How This Sponsor Page Is Built
Every count on this page is derived directly from ClinicalTrials.gov API v2 records. Trial counts include all trials currently registered to this sponsor; the recruiting count reflects trials with status "Recruiting" or equivalent. Plain-English eligibility translations on each linked trial page preserve the original clinical text alongside an accessible version. Read the full methodology for the data pipeline and limitations.
Source: ClinicalTrials.gov API v2, maintained by the National Library of Medicine at NIH. Public domain. Cite as: "TrialFinderData. Data: ClinicalTrials.gov."
Medical disclaimer: This page is informational, not medical advice. Talk to your doctor about whether a clinical trial is right for you.
Last updated 2026-05-08 · 10 trials tracked for Dana-Farber Cancer Institute.

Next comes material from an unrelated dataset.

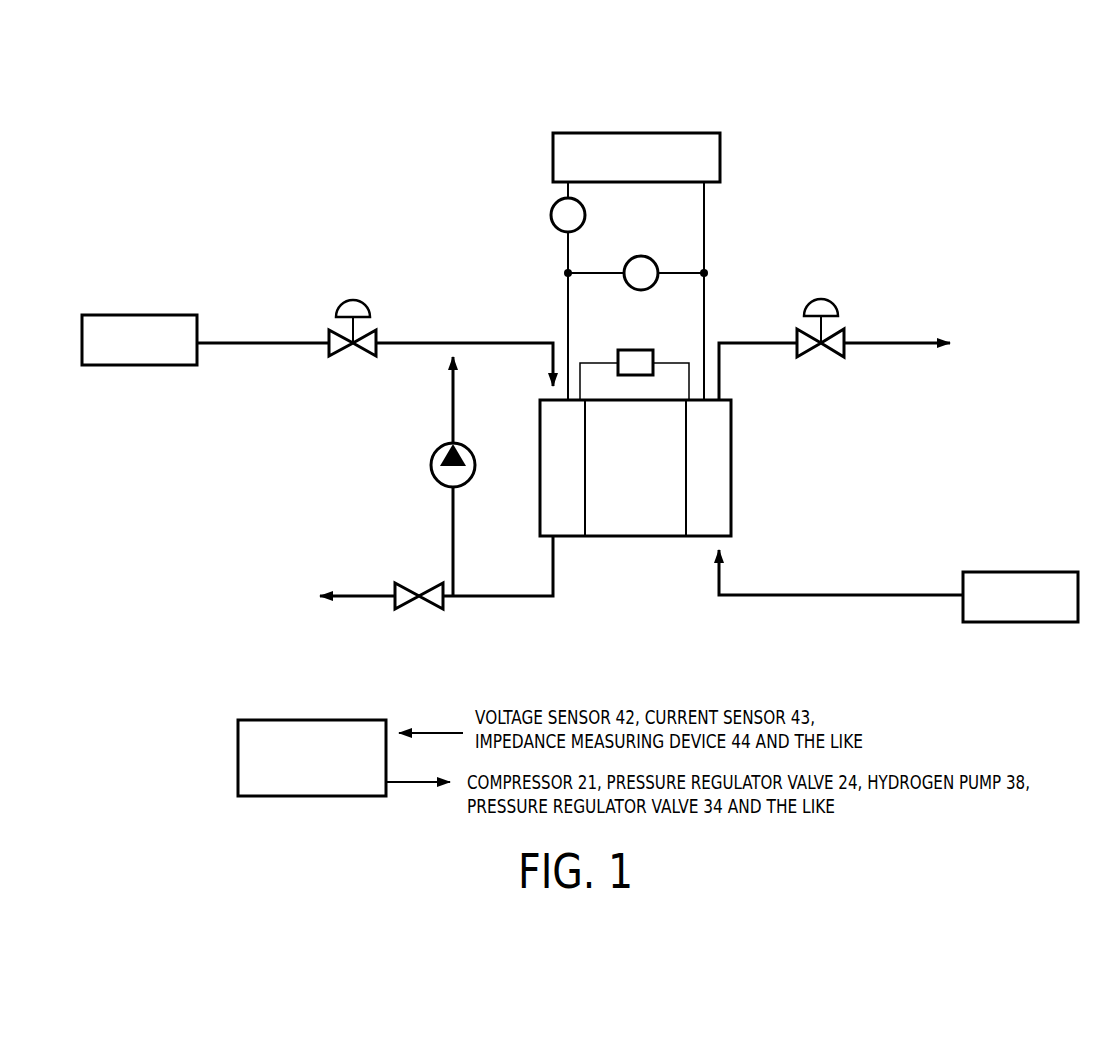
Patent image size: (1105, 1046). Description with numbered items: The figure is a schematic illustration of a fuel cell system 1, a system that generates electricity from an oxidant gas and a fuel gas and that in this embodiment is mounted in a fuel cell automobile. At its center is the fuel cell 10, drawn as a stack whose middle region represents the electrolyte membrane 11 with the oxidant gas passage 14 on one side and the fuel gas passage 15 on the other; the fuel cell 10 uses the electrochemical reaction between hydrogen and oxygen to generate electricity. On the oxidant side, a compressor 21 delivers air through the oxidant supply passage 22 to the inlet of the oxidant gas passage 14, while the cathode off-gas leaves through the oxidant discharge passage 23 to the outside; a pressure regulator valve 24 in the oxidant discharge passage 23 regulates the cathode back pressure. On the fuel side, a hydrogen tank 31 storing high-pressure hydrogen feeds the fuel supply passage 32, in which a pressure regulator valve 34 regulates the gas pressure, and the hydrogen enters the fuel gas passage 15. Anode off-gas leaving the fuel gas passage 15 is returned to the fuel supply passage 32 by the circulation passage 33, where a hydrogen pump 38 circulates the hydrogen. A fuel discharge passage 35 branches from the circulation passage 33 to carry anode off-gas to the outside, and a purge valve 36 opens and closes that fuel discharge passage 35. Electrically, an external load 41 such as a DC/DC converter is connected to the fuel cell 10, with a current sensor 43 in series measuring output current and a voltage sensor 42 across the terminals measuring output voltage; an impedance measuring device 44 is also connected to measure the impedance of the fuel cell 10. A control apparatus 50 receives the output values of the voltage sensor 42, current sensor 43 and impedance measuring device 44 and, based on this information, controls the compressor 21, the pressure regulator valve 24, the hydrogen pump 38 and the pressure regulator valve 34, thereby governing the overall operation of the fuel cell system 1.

The this entity record above pulls directly from the NIH ClinicalTrials.gov registry. What follows is the per-entity context — how this entity sits in the broader U.S. clinical trials and research registries distribution and which underlying factors drive the headline numbers.
Every number on this page links back to the NIH ClinicalTrials.gov registry; the methodology page describes the inputs, refresh cadence, and known limitations of the underlying data product.
Practical use of this page is in combination with the comparison and ranking pages elsewhere on the site, which surface the same data for this entity’s peers within active and historical clinical trials. A single-entity reading without peer context can be misleading when an entity is an outlier on one axis but typical on another.